290 Czystka: pojawia się Beria, 1938-1939
-Dajcie mi szansę. Jako członek KC uczestniczył w posiedzeniu prezydium, gdzie ustalano skład nowego Komitetu Centralnego. Nikt nie sprzeciwił się kandydaturze Jeżowa, dopóki Stalin go nie wywołał:
- No i co myślisz o sobie? Możesz być członkiem Komitetu Centralnego?
Jeżów zapewniał o swoim oddaniu partii i Stalinowi - nie był w stanie pojąć, co zrobił złego. Ponieważ wszyscy inni mordercy awansowali, konsternacja Jeżowa jest poniekąd zrozumiała.
- Doprawdy? - Stalin zaczął wyliczać wrogów powiązanych z Jeżowem.
- Iosifie Wissarionowiczu! - zawołał Jeżów. - Przecież wiecie, że to ja, ja sam wykryłem ich spisek! Przyszedłem do was i zameldowałem o wszystkim...
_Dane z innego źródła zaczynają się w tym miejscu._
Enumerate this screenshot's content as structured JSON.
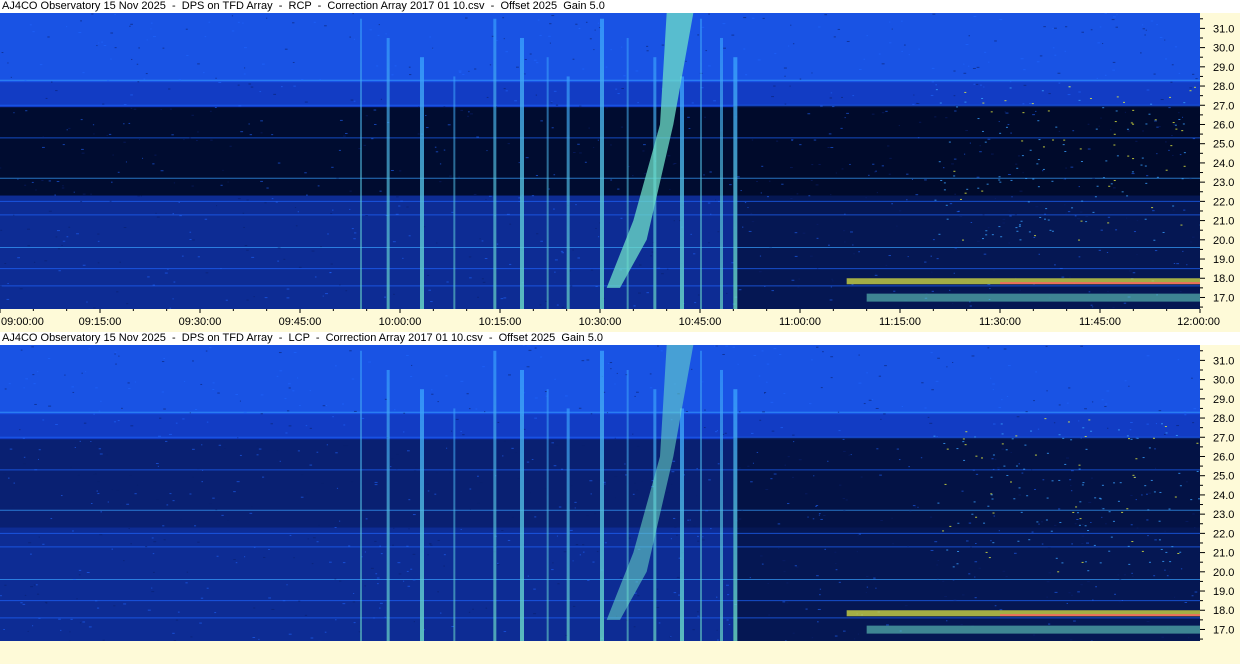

- Tak, tak, tak. Kiedy poczułeś, że zaraz cię nakryją, wtedy przybiegłeś w wielkim pośpiechu. A co było wcześniej? Knułeś spisek? Chciałeś zabić Stalina? Odpowiedzialni funkcjonariusze NKWD spiskują, a ty rzekomo nie jesteś w nic zamieszany. Czy myślisz, że ja nic nie widzę? A pamiętasz, kogo przysłałeś kiedyś na dyżur do Stalina? Kogo? Z rewolwerami? Po co rewolwery przy Stalinie? Po co? Żeby zabić Stalina? Co? Wynoś się, zabieraj się stąd! Nie wiem, towarzysze, można go zostawić w Komitecie Centralnym? Ja osobiście w to wątpię. Oczywiście, zastanówcie się nad tym... Jak tam sobie chcecie... Ale ja wątpię.
Jeżów był zdecydowany pociągnąć za sobą innych i zemścić się za swój upadek, niszcząc Malenkowa, którego zadenuncjował. 10 kwietnia Stalin rozkazał Jeżowowi przyjść na posiedzenie, aby członkowie Politbiura mogli wysłuchać tych oskarżeń. Jeżów zaatakował Malenkowa, który rytualnym gestem zdjął jego fotografię z galerii portretów przywódców na ścianie gabinetu. Beria i jego gruziński książę-zabójca Cereteli otworzyli drzwi i aresztowali Jeżowa, po czym przewieźli „pacjenta numer jeden” do izby chorych więzienia na Suchanowce.
Podczas rewizji w mieszkaniu Jeżowa znaleziono poniewierające się wszędzie butelki wódki, puste, do połowy opróżnione i pełne, 115 kontrrewolucyjnych książek, broń oraz makabryczne relikwie: spłaszczone kule owinięte w papier i opatrzone karteczką z nazwiskiem Zinowiewa i Kamie-niewa. Co ważniejsze, rewizja ujawniła również, że Jeżów zbierał materiały na temat Stalina z archiwów policyjnych sprzed 1917 roku: czy znajdował się tam dowód, że Stalin był agentem Ochrany? Znaleziono także dowody przeciwko Malenkowowi.1 Papiery zniknęły w sejfie Berii.
Owe materiały, z których wynikało, że Malenkow miał powiązania z arystokracją, mogły stanowić fundament jego sojuszu z Berią, chociaż Stalin wiedział o nich. „Masz szczęście, że te dokumenty są w moich rękach” - powiedział mu Beria. Kiedy w czerwcu 1953 roku, po śmierci Stalina, Beria został aresztowany, papiery zwrócono Malenkowowi, który je zniszczył.